We take from these cases two principles relevant to this case: (1) an arrest based on an obviously-unconstitutional statute is illegal, and the evidence seized in a search incident to arrest based on that statute will be suppressed; and (2) where the statute is presumptively valid, the police may rely on it to make an arrest and search, and that evidence will not be suppressed. While the court has not explicitly said so, it would appear that the rationales for the exclusionary rule articulated in White that do not involve deterring illegal police behavior are not actually implicated where the statute on which the police rely to make an arrest is presumptively valid. That is, an arrest based on a statute that appears valid does not offend either privacy rights or the integrity of the judicial process.

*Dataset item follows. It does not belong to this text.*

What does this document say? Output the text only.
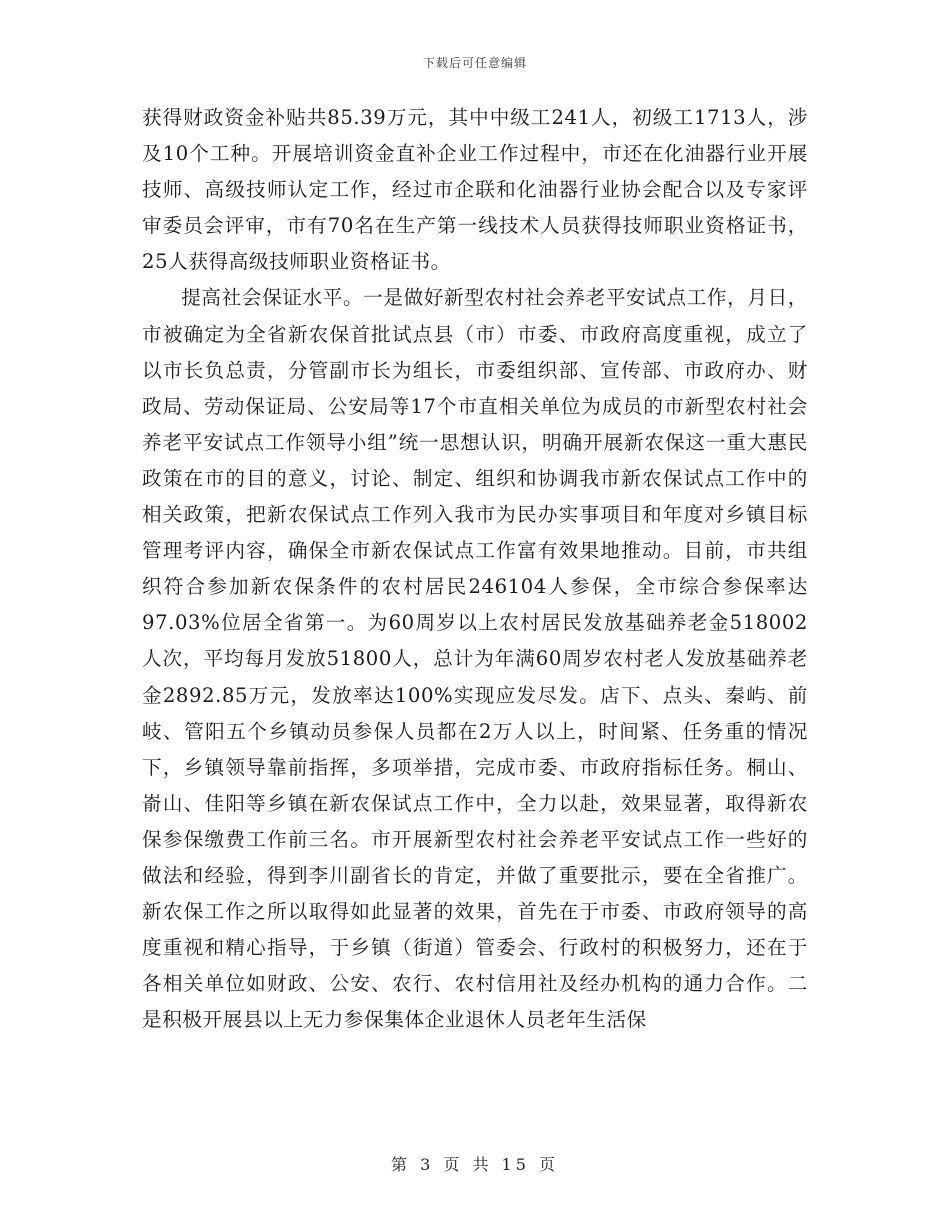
下载后可任意编辑

获得财政资金补贴共85.39万元，其中中级工241人，初级工1713人，涉及10个工种。开展培训资金直补企业工作过程中，市还在化油器行业开展技师、高级技师认定工作，经过市企联和化油器行业协会配合以及专家评审委员会评审，市有70名在生产第一线技术人员获得技师职业资格证书，25人获得高级技师职业资格证书。

提高社会保证水平。一是做好新型农村社会养老平安试点工作，月日，市被确定为全省新农保首批试点县（市）市委、市政府高度重视，成立了以市长负总责，分管副市长为组长，市委组织部、宣传部、市政府办、财政局、劳动保证局、公安局等17个市直相关单位为成员的市新型农村社会养老平安试点工作领导小组”统一思想认识，明确开展新农保这一重大惠民政策在市的目的意义，讨论、制定、组织和协调我市新农保试点工作中的相关政策，把新农保试点工作列入我市为民办实事项目和年度对乡镇目标管理考评内容，确保全市新农保试点工作富有效果地推动。目前，市共组织符合参加新农保条件的农村居民246104人参保，全市综合参保率达97.03%位居全省第一。为60周岁以上农村居民发放基础养老金518002人次，平均每月发放51800人，总计为年满60周岁农村老人发放基础养老金2892.85万元，发放率达100%实现应发尽发。店下、点头、秦屿、前岐、管阳五个乡镇动员参保人员都在2万人以上，时间紧、任务重的情况下，乡镇领导靠前指挥，多项举措，完成市委、市政府指标任务。桐山、嵛山、佳阳等乡镇在新农保试点工作中，全力以赴，效果显著，取得新农保参保缴费工作前三名。市开展新型农村社会养老平安试点工作一些好的做法和经验，得到李川副省长的肯定，并做了重要批示，要在全省推广。新农保工作之所以取得如此显著的效果，首先在于市委、市政府领导的高度重视和精心指导，于乡镇（街道）管委会、行政村的积极努力，还在于各相关单位如财政、公安、农行、农村信用社及经办机构的通力合作。二是积极开展县以上无力参保集体企业退休人员老年生活保

第 3 页 共 15 页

The court's reliance in both Brockob and Potter on the decision in DeFillippo bolsters this conclusion because that decision relied solely on the deterrence rationale for the exclusionary rule.

Michigan v. DeFillippo, 443 U.S. 31, 99 S. Ct. 2627, 61 L. Ed. 2d 343 (1979)

In DeFillippo, the Court stated,

At [the] time [of the underlying arrest], of course, there was no controlling precedent that this ordinance was or was not constitutional, and hence the conduct observed violated a presumptively valid ordinance. A prudent officer, in the course of determining whether respondent had committed an offense under all the circumstances shown by this record, should not have been required to anticipate that a court would later hold the ordinance unconstitutional.

Police are charged to enforce laws until and unless they are declared unconstitutional. The enactment of a law forecloses speculation by enforcement officers concerning its constitutionality — with the possible exception of a law so grossly and flagrantly unconstitutional that any person of reasonable prudence would be bound to see its flaws. Society would be ill-served if its police officers took it upon themselves to determine which laws are and which are not constitutionally entitled to enforcement.

Id. at 37-38 (emphasis added).

The Court further noted,

The purpose of the exclusionary rule is to deter unlawful police action. No conceivable purpose of deterrence would be served by suppressing evidence which, at the time it was found on the person of the respondent, was the product of a lawful arrest and a lawful search. To deter police from enforcing a presumptively valid statute was never remotely in the contemplation of even the most zealous advocate of the exclusionary rule.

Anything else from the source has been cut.